1 of 1 people found this helpful
First, have you tried using the "Add Node" wizard to have it scan your syslog and suggest the right connector? It'll scan through your logs and match against the connectors to try to figure out what goes where.
Next, I am not quickly finding what/whether a connector matches up, so if in doubt that there is a connector or add node wizard doesn't find one, feel free to submit a support request - if we don't have coverage, we should be able to add it (this seems weird to me for the virus logs especially, but maybe it's just not come up since most people are using the web filter).
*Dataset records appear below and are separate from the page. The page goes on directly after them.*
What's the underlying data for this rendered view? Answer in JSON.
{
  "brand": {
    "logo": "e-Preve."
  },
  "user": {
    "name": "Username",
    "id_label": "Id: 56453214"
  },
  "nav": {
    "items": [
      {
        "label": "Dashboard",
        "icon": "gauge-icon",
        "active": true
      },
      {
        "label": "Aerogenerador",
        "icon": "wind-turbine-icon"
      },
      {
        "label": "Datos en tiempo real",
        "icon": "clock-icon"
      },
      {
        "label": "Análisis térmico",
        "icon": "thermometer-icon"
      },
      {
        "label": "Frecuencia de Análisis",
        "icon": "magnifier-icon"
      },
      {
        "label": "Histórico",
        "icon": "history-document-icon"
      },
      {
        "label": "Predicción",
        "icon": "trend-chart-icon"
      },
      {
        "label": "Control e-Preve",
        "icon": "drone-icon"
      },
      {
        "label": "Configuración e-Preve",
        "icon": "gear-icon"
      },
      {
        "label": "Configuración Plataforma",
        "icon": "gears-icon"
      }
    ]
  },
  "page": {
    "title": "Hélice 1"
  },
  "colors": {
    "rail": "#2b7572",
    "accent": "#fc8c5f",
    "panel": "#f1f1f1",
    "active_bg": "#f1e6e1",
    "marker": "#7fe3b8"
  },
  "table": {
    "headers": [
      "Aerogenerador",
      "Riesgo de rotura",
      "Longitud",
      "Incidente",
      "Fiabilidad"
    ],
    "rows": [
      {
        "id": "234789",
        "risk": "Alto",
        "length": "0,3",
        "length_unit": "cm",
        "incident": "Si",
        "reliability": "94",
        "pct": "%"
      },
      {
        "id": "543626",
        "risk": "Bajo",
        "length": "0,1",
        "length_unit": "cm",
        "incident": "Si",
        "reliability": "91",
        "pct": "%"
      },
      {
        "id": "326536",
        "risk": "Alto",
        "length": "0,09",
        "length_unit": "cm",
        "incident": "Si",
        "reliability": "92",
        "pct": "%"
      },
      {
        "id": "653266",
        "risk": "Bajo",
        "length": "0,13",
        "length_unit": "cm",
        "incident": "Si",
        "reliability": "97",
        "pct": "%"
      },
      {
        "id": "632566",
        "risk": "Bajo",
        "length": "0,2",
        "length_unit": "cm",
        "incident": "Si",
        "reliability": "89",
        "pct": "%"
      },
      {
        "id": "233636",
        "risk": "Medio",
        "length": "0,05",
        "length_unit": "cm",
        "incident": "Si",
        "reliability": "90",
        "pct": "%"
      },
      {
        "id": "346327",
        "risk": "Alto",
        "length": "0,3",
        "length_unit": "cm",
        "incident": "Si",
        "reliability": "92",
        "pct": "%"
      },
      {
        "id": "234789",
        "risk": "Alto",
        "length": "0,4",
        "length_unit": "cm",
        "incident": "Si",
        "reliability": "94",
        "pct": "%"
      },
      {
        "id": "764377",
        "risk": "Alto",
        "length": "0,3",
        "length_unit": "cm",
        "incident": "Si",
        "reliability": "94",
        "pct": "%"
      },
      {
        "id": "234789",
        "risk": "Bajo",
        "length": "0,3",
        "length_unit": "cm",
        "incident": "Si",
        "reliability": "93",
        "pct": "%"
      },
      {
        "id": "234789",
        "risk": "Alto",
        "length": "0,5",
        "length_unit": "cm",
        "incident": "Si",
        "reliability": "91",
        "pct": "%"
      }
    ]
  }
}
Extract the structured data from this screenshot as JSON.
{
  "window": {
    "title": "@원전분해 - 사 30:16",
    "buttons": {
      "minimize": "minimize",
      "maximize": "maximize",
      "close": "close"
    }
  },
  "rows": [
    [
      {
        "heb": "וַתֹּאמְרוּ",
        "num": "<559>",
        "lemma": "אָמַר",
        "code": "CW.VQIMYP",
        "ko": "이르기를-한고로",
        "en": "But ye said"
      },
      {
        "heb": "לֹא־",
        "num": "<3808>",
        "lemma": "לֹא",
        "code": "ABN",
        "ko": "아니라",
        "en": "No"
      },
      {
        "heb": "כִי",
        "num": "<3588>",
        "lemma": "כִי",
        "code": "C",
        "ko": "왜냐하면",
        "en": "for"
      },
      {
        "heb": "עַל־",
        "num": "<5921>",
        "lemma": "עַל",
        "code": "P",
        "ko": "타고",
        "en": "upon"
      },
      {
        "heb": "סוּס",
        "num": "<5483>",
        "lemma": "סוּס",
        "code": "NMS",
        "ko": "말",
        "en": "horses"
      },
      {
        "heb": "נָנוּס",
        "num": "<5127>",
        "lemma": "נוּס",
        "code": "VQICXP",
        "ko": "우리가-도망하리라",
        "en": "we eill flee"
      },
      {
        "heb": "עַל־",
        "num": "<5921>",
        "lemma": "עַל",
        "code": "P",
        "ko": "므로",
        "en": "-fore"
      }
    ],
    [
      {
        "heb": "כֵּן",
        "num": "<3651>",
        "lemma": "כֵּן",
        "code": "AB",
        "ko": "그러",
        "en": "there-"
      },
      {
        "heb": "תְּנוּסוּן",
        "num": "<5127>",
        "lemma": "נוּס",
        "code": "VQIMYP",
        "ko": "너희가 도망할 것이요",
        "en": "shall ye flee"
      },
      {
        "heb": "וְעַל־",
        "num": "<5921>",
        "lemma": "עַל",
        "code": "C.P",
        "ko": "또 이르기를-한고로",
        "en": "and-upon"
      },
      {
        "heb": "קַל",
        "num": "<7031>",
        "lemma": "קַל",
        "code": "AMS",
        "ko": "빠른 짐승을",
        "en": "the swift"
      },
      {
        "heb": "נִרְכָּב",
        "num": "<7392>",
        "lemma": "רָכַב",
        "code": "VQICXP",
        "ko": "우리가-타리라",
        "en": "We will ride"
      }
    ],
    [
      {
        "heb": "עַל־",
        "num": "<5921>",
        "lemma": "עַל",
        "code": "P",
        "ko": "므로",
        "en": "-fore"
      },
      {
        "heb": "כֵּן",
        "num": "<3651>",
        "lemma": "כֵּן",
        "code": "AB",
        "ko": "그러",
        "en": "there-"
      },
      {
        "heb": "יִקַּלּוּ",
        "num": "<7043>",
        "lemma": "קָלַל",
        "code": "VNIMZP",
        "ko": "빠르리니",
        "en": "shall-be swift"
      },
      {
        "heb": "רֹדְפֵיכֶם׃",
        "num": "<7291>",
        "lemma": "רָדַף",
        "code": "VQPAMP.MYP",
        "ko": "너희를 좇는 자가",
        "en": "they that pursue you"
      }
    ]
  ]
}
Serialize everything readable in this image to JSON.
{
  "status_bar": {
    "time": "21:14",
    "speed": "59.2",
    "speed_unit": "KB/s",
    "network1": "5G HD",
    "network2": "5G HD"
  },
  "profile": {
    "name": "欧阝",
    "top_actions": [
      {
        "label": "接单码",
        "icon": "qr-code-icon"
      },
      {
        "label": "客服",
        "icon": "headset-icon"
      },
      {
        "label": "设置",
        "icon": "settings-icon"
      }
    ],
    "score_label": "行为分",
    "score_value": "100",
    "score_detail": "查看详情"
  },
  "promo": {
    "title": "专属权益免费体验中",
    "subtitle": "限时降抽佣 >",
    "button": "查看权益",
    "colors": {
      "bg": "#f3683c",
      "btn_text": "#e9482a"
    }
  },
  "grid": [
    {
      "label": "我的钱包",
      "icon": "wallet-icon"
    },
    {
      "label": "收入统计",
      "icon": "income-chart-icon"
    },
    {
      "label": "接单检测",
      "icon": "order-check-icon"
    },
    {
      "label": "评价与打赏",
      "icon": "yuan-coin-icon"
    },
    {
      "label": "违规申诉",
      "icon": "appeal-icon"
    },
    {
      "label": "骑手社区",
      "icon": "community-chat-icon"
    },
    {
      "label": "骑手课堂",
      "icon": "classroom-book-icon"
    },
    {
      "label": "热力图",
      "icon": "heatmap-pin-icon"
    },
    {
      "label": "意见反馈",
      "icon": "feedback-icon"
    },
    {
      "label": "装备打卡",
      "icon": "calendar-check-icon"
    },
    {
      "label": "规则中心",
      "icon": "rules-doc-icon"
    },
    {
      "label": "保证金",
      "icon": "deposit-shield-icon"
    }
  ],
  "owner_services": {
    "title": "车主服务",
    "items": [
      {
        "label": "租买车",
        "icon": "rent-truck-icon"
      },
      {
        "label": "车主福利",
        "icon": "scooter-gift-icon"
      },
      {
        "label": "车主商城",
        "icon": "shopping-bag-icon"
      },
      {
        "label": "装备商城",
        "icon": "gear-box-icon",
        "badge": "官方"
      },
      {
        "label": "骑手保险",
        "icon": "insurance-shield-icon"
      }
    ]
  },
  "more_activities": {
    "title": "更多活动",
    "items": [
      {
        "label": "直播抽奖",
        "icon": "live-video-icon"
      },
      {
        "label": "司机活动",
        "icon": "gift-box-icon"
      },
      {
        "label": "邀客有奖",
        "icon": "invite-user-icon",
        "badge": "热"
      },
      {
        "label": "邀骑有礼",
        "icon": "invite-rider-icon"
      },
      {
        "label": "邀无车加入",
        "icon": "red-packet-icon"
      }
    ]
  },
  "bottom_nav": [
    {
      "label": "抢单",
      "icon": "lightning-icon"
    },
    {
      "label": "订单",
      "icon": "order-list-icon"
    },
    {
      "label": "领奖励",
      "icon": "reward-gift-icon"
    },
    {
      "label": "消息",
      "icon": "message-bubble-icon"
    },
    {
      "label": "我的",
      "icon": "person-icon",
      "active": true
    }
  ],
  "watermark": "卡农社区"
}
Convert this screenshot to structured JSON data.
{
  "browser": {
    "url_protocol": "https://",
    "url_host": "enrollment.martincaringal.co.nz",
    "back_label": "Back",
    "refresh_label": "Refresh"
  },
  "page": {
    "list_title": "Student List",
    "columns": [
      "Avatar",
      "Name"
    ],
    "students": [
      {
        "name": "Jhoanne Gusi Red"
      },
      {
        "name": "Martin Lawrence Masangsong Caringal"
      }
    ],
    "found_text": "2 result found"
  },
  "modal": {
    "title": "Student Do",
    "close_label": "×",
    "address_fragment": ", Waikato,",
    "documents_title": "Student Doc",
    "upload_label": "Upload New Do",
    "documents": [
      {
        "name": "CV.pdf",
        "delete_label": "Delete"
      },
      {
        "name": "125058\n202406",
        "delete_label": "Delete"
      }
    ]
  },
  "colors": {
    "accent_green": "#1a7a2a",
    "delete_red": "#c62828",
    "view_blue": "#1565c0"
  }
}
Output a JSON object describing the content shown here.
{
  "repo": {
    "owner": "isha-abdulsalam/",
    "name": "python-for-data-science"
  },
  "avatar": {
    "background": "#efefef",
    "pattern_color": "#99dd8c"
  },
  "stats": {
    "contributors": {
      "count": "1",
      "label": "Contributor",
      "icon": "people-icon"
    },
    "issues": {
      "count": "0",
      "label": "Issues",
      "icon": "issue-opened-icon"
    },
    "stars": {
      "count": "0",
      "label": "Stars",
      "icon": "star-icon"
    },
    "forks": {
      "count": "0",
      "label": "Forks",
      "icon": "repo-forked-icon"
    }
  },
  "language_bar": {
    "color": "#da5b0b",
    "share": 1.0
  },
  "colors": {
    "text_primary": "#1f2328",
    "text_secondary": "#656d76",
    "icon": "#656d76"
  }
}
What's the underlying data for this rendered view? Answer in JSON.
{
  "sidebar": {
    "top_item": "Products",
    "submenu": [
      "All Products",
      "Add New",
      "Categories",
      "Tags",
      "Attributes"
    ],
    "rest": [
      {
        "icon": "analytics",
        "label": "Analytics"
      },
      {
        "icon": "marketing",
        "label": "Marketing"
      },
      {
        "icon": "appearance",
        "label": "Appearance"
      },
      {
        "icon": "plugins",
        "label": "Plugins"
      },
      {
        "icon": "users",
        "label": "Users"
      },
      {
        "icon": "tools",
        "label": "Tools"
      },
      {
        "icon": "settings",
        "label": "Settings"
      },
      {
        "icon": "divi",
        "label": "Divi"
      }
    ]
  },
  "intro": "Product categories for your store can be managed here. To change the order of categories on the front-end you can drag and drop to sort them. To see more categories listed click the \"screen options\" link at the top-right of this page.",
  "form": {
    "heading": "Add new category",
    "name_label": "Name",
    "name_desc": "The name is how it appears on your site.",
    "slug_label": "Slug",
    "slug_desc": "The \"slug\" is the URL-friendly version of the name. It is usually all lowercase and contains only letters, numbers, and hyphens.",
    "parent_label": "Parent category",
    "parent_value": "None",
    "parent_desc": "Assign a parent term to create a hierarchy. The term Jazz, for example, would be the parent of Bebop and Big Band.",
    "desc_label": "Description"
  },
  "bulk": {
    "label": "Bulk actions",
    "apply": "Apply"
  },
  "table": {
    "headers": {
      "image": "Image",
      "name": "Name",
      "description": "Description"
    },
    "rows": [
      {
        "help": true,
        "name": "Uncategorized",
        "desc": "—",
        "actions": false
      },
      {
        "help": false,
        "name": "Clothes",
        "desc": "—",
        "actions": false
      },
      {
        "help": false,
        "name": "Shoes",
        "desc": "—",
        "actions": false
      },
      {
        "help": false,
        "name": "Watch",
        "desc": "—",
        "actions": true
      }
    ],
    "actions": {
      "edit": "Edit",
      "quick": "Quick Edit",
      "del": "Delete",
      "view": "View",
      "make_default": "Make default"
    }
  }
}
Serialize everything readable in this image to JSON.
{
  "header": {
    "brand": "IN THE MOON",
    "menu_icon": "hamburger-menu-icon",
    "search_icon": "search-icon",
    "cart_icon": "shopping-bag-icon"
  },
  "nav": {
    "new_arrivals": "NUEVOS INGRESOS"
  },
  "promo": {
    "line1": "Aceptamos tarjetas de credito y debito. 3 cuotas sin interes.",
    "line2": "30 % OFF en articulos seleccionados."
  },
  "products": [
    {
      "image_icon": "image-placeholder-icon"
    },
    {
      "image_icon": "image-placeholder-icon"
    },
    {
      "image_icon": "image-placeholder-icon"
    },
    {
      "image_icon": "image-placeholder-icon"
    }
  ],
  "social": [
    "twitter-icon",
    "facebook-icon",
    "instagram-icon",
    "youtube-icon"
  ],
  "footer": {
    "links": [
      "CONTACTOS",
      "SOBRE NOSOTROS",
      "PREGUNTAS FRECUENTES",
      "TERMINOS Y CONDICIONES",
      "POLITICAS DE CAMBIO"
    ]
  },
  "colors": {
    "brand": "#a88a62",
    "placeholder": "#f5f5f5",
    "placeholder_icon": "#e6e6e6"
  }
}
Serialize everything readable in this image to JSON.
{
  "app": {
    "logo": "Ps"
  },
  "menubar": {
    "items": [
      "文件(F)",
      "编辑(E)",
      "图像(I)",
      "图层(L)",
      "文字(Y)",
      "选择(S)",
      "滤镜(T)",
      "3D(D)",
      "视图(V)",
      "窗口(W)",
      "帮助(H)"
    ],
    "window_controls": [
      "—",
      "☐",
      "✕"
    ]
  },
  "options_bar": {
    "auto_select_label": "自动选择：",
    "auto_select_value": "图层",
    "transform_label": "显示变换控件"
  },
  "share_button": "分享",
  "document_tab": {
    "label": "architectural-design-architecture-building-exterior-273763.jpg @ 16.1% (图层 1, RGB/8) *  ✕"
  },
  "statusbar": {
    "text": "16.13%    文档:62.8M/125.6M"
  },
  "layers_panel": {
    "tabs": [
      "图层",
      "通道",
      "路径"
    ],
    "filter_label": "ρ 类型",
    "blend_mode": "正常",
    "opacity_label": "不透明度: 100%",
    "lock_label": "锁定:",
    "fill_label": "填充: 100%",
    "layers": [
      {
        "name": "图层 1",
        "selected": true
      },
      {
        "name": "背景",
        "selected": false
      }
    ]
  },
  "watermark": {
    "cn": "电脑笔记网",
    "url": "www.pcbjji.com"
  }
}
I know for sure the Barracuda Admin connector will catch the device changes, that one is universal across all the native Barracuda devices.
Thanks for your response. The Barracuda Admin connector successfully pulls in syslogs from our load balancers, but not our spam & virus firewalls... Edit: The Admin side works after using generating an event with a failed login. So that's good! But I still need to figure out the mail-side syslogs.
I tried a Node discovery yesterday, and got a couple of results, but they were erroneous: an F5 appliance and something else that we don't have. I'm not sure if this was from the Barracuda syslogs or not to be honest, so I'll try again today and update this thread if something works out.
I will submit a support request for a connector specific to the Spam & Virus firewall. Thank you for that suggestion. In the meantime if you or anyone else have any further advice I'll gladly try it!